And Then I Read: MENNYMS IN THE WILDERNESS

© Sylvia Waugh, illustration not credited.

When I read and reviewed the first book in this series, “The Mennyms,” I had to grudgingly admit I enjoyed reading it, though I found the concept off-putting: a family of life-size rag dolls that have come to life inexplicably, and are just managing to keep their true nature a secret from the humans living all around their own house. I’m not fond of dolls, and life-size ones seem even creepier than regular ones. Plus I felt cheated by the fact that nothing on the cover or flaps of the book indicated what these characters really were.

I bought this second Mennyms book at the same time as the first one. At least this time I knew what I was in for, and I found that I enjoyed this book even more than the first. The characters all come to life in the writing, full of quirks and personality, and after a while their doll-ness seems much less important. In this story, they have to take a real person into their confidence, the nephew of their deceased creator, because they need help. It seems a new highway is planned to go right through their neighborhood, and it looks like the Mennyms will have to move.

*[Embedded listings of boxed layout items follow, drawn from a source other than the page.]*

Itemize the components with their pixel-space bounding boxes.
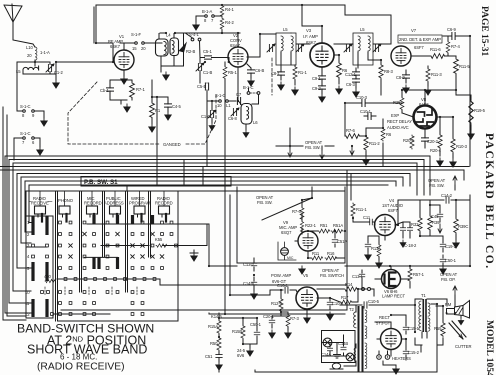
labels misc [237, 348, 246, 358]
svg-text:2ND. DET. & EXP. AMP: 2ND. DET. & EXP. AMP [399, 37, 441, 42]
resistor R11-2 [363, 136, 381, 165]
svg-text:C6-B: C6-B [255, 68, 264, 73]
switch blade diagonal [262, 187, 312, 220]
tube V3 [303, 28, 334, 67]
svg-text:C8-9: C8-9 [396, 75, 405, 80]
open at pb op label [440, 272, 458, 282]
tube V9 [279, 220, 318, 251]
variable capacitor C1-C [201, 101, 216, 130]
resistor R55 [155, 237, 167, 247]
button feed stubs [40, 191, 164, 206]
capacitor C50-2 [422, 129, 439, 148]
svg-text:C12-1: C12-1 [345, 72, 357, 77]
bus wire 5 [0, 170, 464, 180]
capacitor C6-B [247, 64, 264, 86]
resistor R14 [344, 282, 357, 291]
resistor R7-1 [130, 82, 146, 100]
ground [193, 22, 199, 30]
capacitor C13-1 [352, 270, 365, 282]
resistor R11-2t [425, 66, 443, 95]
matrix ground [190, 250, 198, 261]
tube V5 [296, 287, 318, 309]
column header radio record [155, 196, 173, 206]
matrix rails [26, 224, 347, 314]
resistor R22-1 [300, 221, 316, 233]
capacitor C12-1 [345, 68, 360, 79]
svg-text:C11: C11 [363, 215, 371, 220]
svg-text:R57-1: R57-1 [413, 272, 425, 277]
open at pb sw label right [428, 176, 457, 190]
right margin text [479, 6, 495, 375]
matrix box col2-6 [56, 191, 179, 321]
svg-text:P.B. SWITCH: P.B. SWITCH [320, 273, 344, 278]
transformer T2 secondary winding [365, 310, 367, 369]
resistor R25 [393, 90, 404, 113]
wire [110, 80, 132, 104]
bottom ground bus [219, 304, 437, 372]
svg-text:AUDIO AVC: AUDIO AVC [387, 125, 409, 130]
capacitor C5-E [197, 83, 209, 101]
contact row 8 [59, 302, 62, 305]
top bus wire [94, 5, 345, 62]
heaters label [377, 351, 411, 361]
push button 4 [110, 206, 121, 222]
svg-text:RECT: RECT [379, 315, 391, 320]
push button switch matrix [25, 191, 347, 321]
label box 2nd det [398, 35, 442, 50]
svg-text:EXP: EXP [391, 113, 399, 118]
svg-text:(RADIO RECEIVE): (RADIO RECEIVE) [37, 362, 125, 373]
svg-text:LAMP RECT: LAMP RECT [382, 294, 406, 299]
closed contact bars top [31, 216, 34, 235]
svg-text:B-1-C: B-1-C [243, 85, 254, 90]
svg-text:C15-1: C15-1 [408, 326, 420, 331]
resistor R51A [331, 223, 343, 233]
capacitor C8-1 [271, 65, 285, 90]
wire left feeders [17, 62, 35, 111]
resistor R7-6v [292, 207, 304, 220]
capacitor C10-5a [327, 298, 344, 320]
svg-text:6SA7: 6SA7 [230, 43, 241, 48]
svg-text:6SK7: 6SK7 [110, 44, 121, 49]
svg-text:R55: R55 [434, 326, 442, 331]
wire drop R5-1 to cluster [224, 84, 226, 195]
ground cluster [247, 348, 253, 356]
svg-text:R50: R50 [210, 341, 218, 346]
svg-text:T1: T1 [421, 293, 426, 298]
svg-text:V5: V5 [303, 273, 309, 278]
svg-text:C50-1: C50-1 [445, 258, 457, 263]
svg-text:B-1-A: B-1-A [202, 9, 213, 14]
open at pb sw label top [276, 128, 334, 159]
svg-text:R11-3: R11-3 [431, 72, 442, 77]
svg-text:R7-6: R7-6 [292, 209, 301, 214]
svg-text:15: 15 [132, 46, 137, 51]
capacitor C6-9 [443, 27, 470, 40]
variable resistor R2-B [161, 34, 195, 73]
microphone [278, 242, 296, 260]
svg-text:C50-1: C50-1 [250, 322, 262, 327]
wire L5a to V3 [291, 33, 310, 44]
resistor R19-5 [468, 100, 486, 139]
capacitor C14A [329, 343, 331, 348]
svg-text:C6-9: C6-9 [447, 27, 456, 32]
wire [35, 60, 56, 74]
svg-text:C-18-2: C-18-2 [404, 243, 417, 248]
svg-text:P.B. SW.: P.B. SW. [257, 200, 272, 205]
matrix top rail [26, 191, 178, 216]
closed contact bars col1 bottom [31, 299, 34, 317]
contact row 2 [59, 233, 62, 236]
svg-text:R1-1: R1-1 [298, 70, 307, 75]
svg-text:R15B: R15B [232, 329, 242, 334]
ground [53, 80, 59, 88]
wires V5 left [272, 290, 297, 316]
svg-text:20: 20 [27, 53, 32, 58]
resistor R11-1 [351, 203, 367, 217]
capacitor C9-1 under V3 [312, 67, 326, 86]
resistor 400 ohm [44, 274, 55, 283]
wires V6 [362, 266, 410, 288]
wires power section [415, 299, 447, 345]
wire drop bus corners [184, 160, 203, 187]
svg-text:20: 20 [141, 46, 146, 51]
trimmer cap left of L5a [267, 44, 275, 52]
ground V5 [304, 309, 310, 323]
tube V8 eye [414, 97, 437, 129]
closed contact bars mid [92, 257, 95, 269]
wire V3 to L5b [334, 44, 353, 55]
tube V6 [382, 270, 406, 299]
series capacitor C14-2 [398, 193, 470, 225]
svg-text:C16-1: C16-1 [277, 283, 289, 288]
svg-text:6 - 18 MC.: 6 - 18 MC. [60, 353, 97, 362]
resistor R11-6 [411, 47, 448, 58]
svg-text:S-1-C: S-1-C [20, 104, 31, 109]
capacitor C19-1 [440, 240, 456, 252]
push button 5 [134, 206, 145, 222]
svg-text:V3: V3 [306, 28, 312, 33]
capacitor C18-2 [400, 222, 406, 247]
svg-text:C1-B: C1-B [203, 70, 212, 75]
svg-text:RECORD: RECORD [84, 201, 102, 206]
capacitor C5-1 [200, 49, 229, 62]
tube V1 [108, 34, 134, 70]
resistor R6a [336, 55, 348, 94]
trimmer cap right of L5b [373, 44, 381, 52]
resistor R4-1 [220, 5, 234, 17]
svg-text:C6-3: C6-3 [346, 82, 355, 87]
svg-text:R51: R51 [320, 223, 328, 228]
svg-text:I.F. AMP: I.F. AMP [303, 34, 318, 39]
pilot lamp 1 [323, 338, 332, 347]
coil L6 [239, 101, 259, 137]
trimmer cap left of L5b [344, 44, 352, 52]
coil L10 [26, 45, 50, 60]
trimmer cap right of L5a [296, 44, 304, 52]
tube V7 [391, 28, 417, 66]
resistor R10-3 [450, 138, 468, 167]
wire drop V2 cathode [237, 67, 239, 101]
arrow up feed [453, 286, 457, 306]
cutter switch [449, 321, 471, 349]
variable capacitor C1-B [196, 58, 212, 84]
svg-text:R32: R32 [411, 222, 419, 227]
svg-text:10: 10 [217, 103, 222, 108]
svg-text:MIC: MIC [287, 256, 294, 260]
svg-text:L10: L10 [26, 45, 33, 50]
svg-text:R7-6: R7-6 [346, 128, 355, 133]
wire drop R1 junction [152, 97, 157, 186]
svg-text:R11A: R11A [371, 246, 381, 251]
svg-text:R4-1: R4-1 [225, 7, 234, 12]
wire V3 top [302, 5, 322, 43]
svg-text:C14B: C14B [338, 341, 348, 346]
svg-text:PROGRAM: PROGRAM [129, 201, 151, 206]
svg-text:5Y3-GT: 5Y3-GT [376, 321, 391, 326]
svg-text:P.B. OP.: P.B. OP. [441, 277, 455, 282]
resistor R16b [325, 251, 337, 260]
svg-text:R39C: R39C [458, 224, 468, 229]
svg-text:R5-1: R5-1 [228, 70, 237, 75]
svg-text:C6-8: C6-8 [228, 116, 237, 121]
resistor R39C [453, 218, 469, 248]
label rect [376, 315, 391, 326]
resistor R7-4 [446, 36, 460, 56]
svg-text:R14: R14 [345, 282, 353, 287]
svg-text:POW. AMP: POW. AMP [271, 273, 291, 278]
transformer T2 primary winding [344, 305, 356, 366]
svg-text:C1-C: C1-C [201, 114, 210, 119]
svg-text:R4-2: R4-2 [225, 20, 234, 25]
bus wire 1 [36, 156, 430, 195]
capacitor C4-5 [152, 97, 181, 120]
svg-text:S-1-F: S-1-F [131, 32, 142, 37]
wires V4 right [420, 200, 456, 240]
bus wire 4 [0, 166, 469, 168]
open at pb switch label [320, 268, 344, 278]
svg-text:R10-3: R10-3 [456, 144, 468, 149]
capacitor C10-3 [356, 95, 370, 107]
resistor R17 [340, 295, 352, 304]
push button 1 [35, 206, 46, 222]
label V4 [382, 198, 404, 213]
wire [23, 73, 56, 75]
dashed gang line [68, 58, 272, 144]
svg-text:ADDRESS: ADDRESS [104, 201, 124, 206]
plug contacts [362, 288, 375, 297]
svg-text:6AF6: 6AF6 [419, 102, 429, 107]
coil L4 [156, 33, 179, 67]
tube V10 rect [381, 329, 402, 350]
contact row 7 [41, 291, 44, 294]
svg-text:C1-2: C1-2 [54, 70, 63, 75]
svg-text:S-1-C: S-1-C [215, 93, 226, 98]
resistor R20-5 [403, 135, 415, 149]
push button 3 [87, 206, 98, 222]
capacitor C6-3 [346, 79, 360, 97]
column header mic record [84, 196, 102, 206]
row 7 dashed separators [45, 287, 137, 296]
svg-text:R2-B: R2-B [186, 49, 195, 54]
svg-text:MODEL 1054: MODEL 1054 [484, 320, 494, 375]
svg-text:L1: L1 [226, 103, 231, 108]
capacitor C45 [431, 210, 443, 233]
switch label box [81, 177, 231, 187]
resistor R7-3 [285, 314, 300, 338]
filter capacitor C15-1 [403, 320, 419, 334]
capacitor C51 [205, 351, 222, 370]
svg-text:C5-E: C5-E [197, 84, 206, 89]
series capacitor C10-5b [340, 299, 415, 308]
svg-text:R6: R6 [386, 132, 392, 137]
wire V2 to IF [247, 34, 276, 57]
transformer T2 core [349, 306, 364, 372]
bus left corners and feeders [5, 156, 60, 313]
column header public address [104, 196, 124, 206]
resistor R11b [311, 251, 323, 260]
svg-text:10: 10 [25, 290, 30, 295]
column header wired program [129, 196, 151, 206]
resistor R1-1 [292, 65, 308, 95]
svg-text:L6: L6 [253, 120, 258, 125]
svg-text:PAGE 15-31: PAGE 15-31 [479, 6, 489, 56]
svg-text:C15-2: C15-2 [408, 350, 420, 355]
capacitor C13-2 [243, 258, 257, 271]
svg-text:C4-5: C4-5 [172, 104, 181, 109]
bus wire 2 [40, 160, 424, 196]
ground inside box [334, 351, 341, 358]
svg-text:C10-1: C10-1 [360, 109, 372, 114]
IF transformer L5a [276, 27, 296, 65]
cluster K14-5 [209, 313, 222, 320]
capacitor C18-3 [404, 222, 417, 248]
svg-text:R11: R11 [312, 251, 320, 256]
variable capacitor C6-8 [228, 108, 239, 121]
capacitor 103-1 [360, 109, 376, 120]
resistor R15B [232, 325, 245, 339]
ground [124, 104, 130, 112]
coil L5 [16, 60, 39, 74]
tube V4 [375, 215, 396, 236]
svg-text:K55: K55 [155, 237, 163, 242]
resistor R4-2 [220, 18, 234, 34]
svg-text:PACKARD BELL CO.: PACKARD BELL CO. [483, 133, 495, 270]
svg-text:R11-2: R11-2 [369, 141, 380, 146]
capacitor Y9-1 under V3 [312, 86, 326, 102]
resistor R11A [371, 244, 382, 268]
capacitor C50-1b [440, 255, 457, 274]
contact row 4 [32, 255, 35, 258]
contact row 3 [32, 244, 35, 247]
matrix outer box [26, 216, 53, 318]
switch S1-C b [14, 131, 40, 147]
wire L5b to V7 [368, 44, 391, 60]
contact row 9 [51, 313, 54, 316]
svg-text:RECT DELAY: RECT DELAY [387, 119, 412, 124]
svg-text:R51A: R51A [333, 223, 343, 228]
resistor R39 [428, 215, 440, 231]
svg-text:R19-5: R19-5 [474, 108, 486, 113]
ground heaters [383, 361, 399, 374]
svg-text:12: 12 [25, 312, 30, 317]
capacitor C8-9 [396, 70, 410, 93]
svg-text:HEATERS: HEATERS [392, 356, 411, 361]
bus wire 7 [52, 177, 403, 186]
wires V8 area [345, 90, 471, 166]
svg-text:GANGED: GANGED [163, 142, 181, 147]
wire k cluster top [209, 195, 345, 318]
svg-text:C9-1: C9-1 [312, 76, 321, 81]
long wire y266 [209, 195, 470, 266]
wire top row [160, 33, 240, 43]
svg-text:C14-6: C14-6 [243, 281, 255, 286]
bus wire 8 [56, 181, 396, 186]
svg-text:C10-5: C10-5 [368, 299, 380, 304]
resistor R1 [149, 80, 161, 132]
capacitor C11c [365, 240, 371, 260]
wire right edge [345, 5, 470, 166]
resistor R11-5 [448, 56, 470, 95]
svg-text:R17: R17 [341, 295, 349, 300]
contact B-1-A [196, 9, 222, 23]
svg-text:C5-1: C5-1 [203, 49, 212, 54]
bus wire 3 [44, 163, 417, 195]
ground under L4 [163, 72, 169, 80]
pilot lamp box [321, 331, 355, 363]
wire grid cap V1 [113, 43, 128, 62]
svg-text:R11-6: R11-6 [430, 47, 441, 52]
extension box [127, 186, 345, 191]
variable capacitor C1-2 [35, 62, 63, 75]
resistor R20-6 [430, 134, 443, 166]
wires V5 right [317, 289, 364, 302]
svg-text:P.B. SW.: P.B. SW. [305, 145, 320, 150]
resistor R55v [434, 322, 445, 337]
svg-text:6V6: 6V6 [237, 353, 245, 358]
svg-text:R16: R16 [327, 251, 335, 256]
contact row 1 [59, 221, 62, 224]
transformer T1 [419, 293, 430, 332]
push button 2 [59, 206, 70, 222]
filter capacitor C15-2 [403, 345, 419, 360]
ground [41, 118, 47, 126]
ground [299, 266, 305, 274]
svg-text:PHONO: PHONO [58, 198, 74, 203]
wires rect [375, 315, 421, 356]
contact S-1-C c [207, 93, 236, 108]
svg-text:R8-3: R8-3 [384, 69, 393, 74]
svg-text:R12-6: R12-6 [271, 301, 283, 306]
contact row 5 [59, 267, 62, 270]
resistor R12-6 [271, 298, 283, 312]
wire rails right [171, 224, 210, 266]
wire to V1 [56, 61, 113, 63]
svg-text:C51A: C51A [337, 239, 347, 244]
open at pb sw label [256, 195, 274, 205]
svg-text:R7-3: R7-3 [290, 316, 299, 321]
resistor R6b [381, 128, 392, 141]
svg-text:P.B. SW. S1: P.B. SW. S1 [84, 179, 118, 186]
svg-text:C10-3: C10-3 [356, 95, 368, 100]
series capacitor C16-1 [270, 283, 296, 293]
svg-text:6SF7: 6SF7 [414, 45, 424, 50]
caption text block [17, 322, 154, 373]
svg-text:6SK7: 6SK7 [306, 40, 317, 45]
IF transformer L5b [353, 27, 373, 68]
capacitor C20-1 [263, 314, 275, 338]
wires cluster [219, 318, 257, 348]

Albert, the human, has been alerted to the weird world he’s about to enter by the ghost of his Aunt, but nothing can really prepare him for it, and at first he’s in a kind of shock, but like me, after a while he gets used to the dolls and begins treating them very much like people. Albert and the Mennyms make plans, and Albert takes them off to a large but decaying family estate he owns, where they try very hard to start a new life. Things don’t go very well, though, and soon everyone is struggling to keep their spirits up. More trouble emerges when some local kids happen onto their secret.

While I would never have begun this series if I’d known its true nature (and still feel a bit cheated by misleading covers; the front of this one is just as bad, though it does at least call them dolls on the back cover), I now have to admire author Sylvia Waugh for making me care about her creations.